Die Schwester der Toten begann von neuem, sich hin und her zu werfen. Der Mohnsaft verlor seine Wirkung. Der müde Ordenspriester griff nach dem Fläschchen mit dem Elixier, goss ein wenig von dem schwarzen süßlich riechenden Sirup auf einen Löffel und flößte ihn dem Mädchen ein. Der Effekt trat kurz darauf ein, und die Gesichtszüge der Kleinen entspannten sich erneut. Nachdem der Mönch die Sariantbrüder angewiesen hatte, an der Schlafstatt des Kindes zu wachen, trug er den toten Körper ihrer Schwester zu den anderen Verstorbenen auf den Hof. Stumm betrachtete er die verstümmelten Gliedmaßen der Leichen. In den letzten Wochen war es dreimal zu solchen Ausbrüchen gekommen. Aber was führte dazu? Es war doch unmöglich, dass die Luft in einem Heim verdorben war und im benachbarten Haus nicht. Auch war bisher nicht bekannt, dass einer der Pflegenden nach dem Kontakt mit einem Erkranken ebenfalls krank geworden war. Blieb die schlechte Luft in der Heimstatt der Erkrankten?
Grübelnd machte er sich auf den Weg zurück zu der Todkranken. Sie lag mit ihrem aufgetriebenen Bauch auf dem Lager und schlief unruhig. Bruder Jordan trat zu dem Mädchen, kniete sich vor die Bettstatt und fing an zu beten.
Als er seine Gebete beendet hatte, griff er erneut nach dem Tuch, tauchte es in die Schüssel kalten Wassers, wrang es aus und begann, den Körper der Kleinen abermals zu waschen. Sie öffnete die Augen, lächelte und schloss sie wieder. Danach tat sie ihren letzten Atemzug. Er spendete auch ihr die Sterbesakramente, beendete seine Waschung und trug den Leichnam nach unten zu den anderen. Er wollte einen der Mönche darum bitten, dem Totengräber Bescheid zu geben, überlegte es sich aber und machte sich selbst auf den Weg.
Die kühle Morgenluft tat ihm gut. Er atmete sie tief ein,
mit dem Bewusstsein am Leben zu sein.
Griseldis war schon das zweite Mal an diesem Morgen wach geworden. Ihr war unendlich übel. Beim ersten Mal hatte sie sich nicht übergeben müssen, aber nun konnte sie nicht mehr länger liegen bleiben, sondern lief zum Waschtisch und erbrach sich in die Waschschüssel.
Georg war seit gestern mit ihrem Bruder unterwegs nach Eisenach.

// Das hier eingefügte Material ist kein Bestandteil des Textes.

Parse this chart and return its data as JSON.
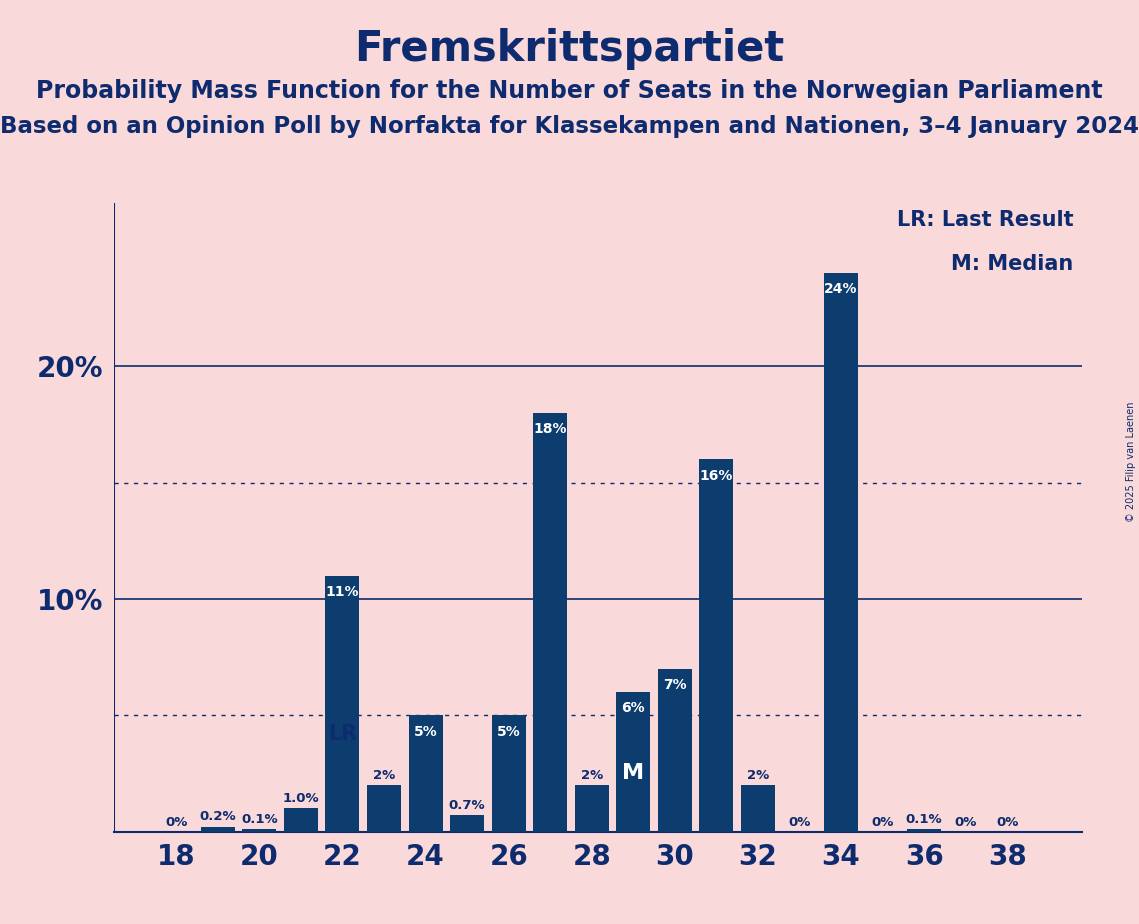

Sie war froh, dass er sie in dem Elend nicht sah. Ob sie etwas Verdorbenes gegessen hatte? Hoffentlich erging es Georg nicht ebenso.
Sie setzte sich wieder auf das Bett und wischte sich den Schweiß von der Stirn. Die Knie zitterten, aber sie fühlte keine Übelkeit mehr und hatte sogar richtig Hunger. Heute würde sie nicht warten, bis ihre Schwägerin das Frühstück zubereitet hatte, sondern wollte sich selbst eine Kleinigkeit kochen.
Nachdem die Knie aufgehört hatten zu zittern, warf sie sich einen Umhang über und ging durch den Stall auf den Hinterhof. Sie sammelte die Eier im Hühnerstall ein und schnitt sich ein bisschen Schnittlauch vom Kräuterbeet ab. Danach holte sie einen Schinken aus dem Keller und nahm einen halben Laib Brot aus dem Vorratsschrank. Sie schlug die Hühnereier auf und briet sie unter Rühren. Dann streute sie Salz und die Kräuter darüber und aß die komplette Portion, drei Scheiben des Brotlaibs und ein großes Stück Schinken. Die Übelkeit war verflogen und so verschwendete sie keinerlei Gedanken mehr daran.
Nachdem sie die Wohnkammer wieder aufgeräumt hatte, sammelte sie ihre Wäsche zusammen und ging nach nebenan zu Agnes.
Nach kurzem Anklopfen trat sie ein. Lena hatte schon einen großen Waschzuber aufgestellt und kochte zum wiederholten Mal Wasser über dem Herdfeuer. Agnes hatte ihre Wäsche bereits in dem heißen Waschwasser eingeweicht, und Griseldis tat es ihr gleich. Es würde ein anstrengender Tag werden. Schon jetzt war die Hitze in der Kammer unerträglich.